C’était par un matin d’hiver de l’année 1955…
Un tracteur emmène sur sa remorque, une équipe de bénévoles en direction de la route de Vancia, et s’arrête au niveau des grands murs. Jeunes, moins jeunes, paysans, maçons, charpentiers, membres du sou des écoles ou sapeurs pompiers, s’apprêtent à commettre … le vol du siècle !

Il fait froid, la route est glissante et la neige recouvre encore champs et talus. Sur leurs lèvres, le goût de la gnôle que l’épouse du propriétaire du tracteur vient de leur offrir, leur donne du courage.
Quand on nait honnête, et que l’on reçoit l’éducation des braves gens, ce n’est pas sans quelque angoisse que l’on s’apprête à enfreindre le 7ème commandement.

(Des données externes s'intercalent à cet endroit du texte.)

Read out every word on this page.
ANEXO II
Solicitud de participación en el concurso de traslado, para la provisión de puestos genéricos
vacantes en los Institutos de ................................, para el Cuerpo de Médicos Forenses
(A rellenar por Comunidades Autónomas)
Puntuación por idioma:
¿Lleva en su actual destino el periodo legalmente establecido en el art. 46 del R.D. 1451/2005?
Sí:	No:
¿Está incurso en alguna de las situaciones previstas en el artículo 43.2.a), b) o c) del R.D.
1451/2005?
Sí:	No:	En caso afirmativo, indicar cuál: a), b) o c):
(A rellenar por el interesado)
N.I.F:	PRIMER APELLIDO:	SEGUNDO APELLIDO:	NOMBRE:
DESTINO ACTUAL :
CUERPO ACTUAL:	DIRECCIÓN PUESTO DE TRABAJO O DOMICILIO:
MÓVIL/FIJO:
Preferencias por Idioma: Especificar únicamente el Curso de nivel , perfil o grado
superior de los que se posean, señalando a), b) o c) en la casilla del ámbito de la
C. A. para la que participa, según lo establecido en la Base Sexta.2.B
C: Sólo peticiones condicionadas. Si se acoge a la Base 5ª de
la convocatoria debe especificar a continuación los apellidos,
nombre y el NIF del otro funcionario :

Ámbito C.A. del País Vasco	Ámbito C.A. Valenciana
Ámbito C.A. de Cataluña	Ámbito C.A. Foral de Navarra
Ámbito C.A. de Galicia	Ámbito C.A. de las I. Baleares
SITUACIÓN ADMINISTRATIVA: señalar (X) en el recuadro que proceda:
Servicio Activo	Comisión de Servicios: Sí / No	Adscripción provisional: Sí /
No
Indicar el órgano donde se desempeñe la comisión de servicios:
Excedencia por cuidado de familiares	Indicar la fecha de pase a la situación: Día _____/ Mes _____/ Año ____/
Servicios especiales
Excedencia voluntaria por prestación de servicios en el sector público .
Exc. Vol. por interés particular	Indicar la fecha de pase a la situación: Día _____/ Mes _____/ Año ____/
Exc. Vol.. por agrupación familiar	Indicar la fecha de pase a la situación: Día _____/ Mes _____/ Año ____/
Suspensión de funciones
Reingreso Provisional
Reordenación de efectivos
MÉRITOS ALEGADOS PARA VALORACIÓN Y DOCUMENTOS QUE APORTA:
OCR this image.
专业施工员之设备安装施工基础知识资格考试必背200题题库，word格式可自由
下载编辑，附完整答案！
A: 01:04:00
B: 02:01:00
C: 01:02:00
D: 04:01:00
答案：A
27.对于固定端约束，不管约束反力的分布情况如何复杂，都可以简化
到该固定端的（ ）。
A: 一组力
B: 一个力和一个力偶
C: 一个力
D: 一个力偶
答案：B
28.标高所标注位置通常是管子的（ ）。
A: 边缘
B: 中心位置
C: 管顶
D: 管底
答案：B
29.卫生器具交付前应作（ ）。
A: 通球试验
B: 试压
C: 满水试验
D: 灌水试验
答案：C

Le but de l’expédition et l’ardeur qui les anime balayent tout scrupule. Au travail !

On décharge les outils, échelles, cordes, broches, masses. Les maçons s’attaquent au mur qui retient prisonnier l’un des derniers fers convoités.

« Ce long mur fût construit par l’armée pour servir de pare-balles durant les tirs réels au champ de tir de la Villotière. Lors des exercices, les militaires faisaient glisser sur des rails, de lourds et épais portails de chêne, pour fermer les entrées permettant d’accéder aux champs, que les agriculteurs abandonnaient, alertés par le clairon. Un jour, il n’y eut plus de tirs réels et durant la dernière guerre, les portails s’émiettèrent en bois de chauffage. Des fers disparurent, il n’en restait plus que deux … »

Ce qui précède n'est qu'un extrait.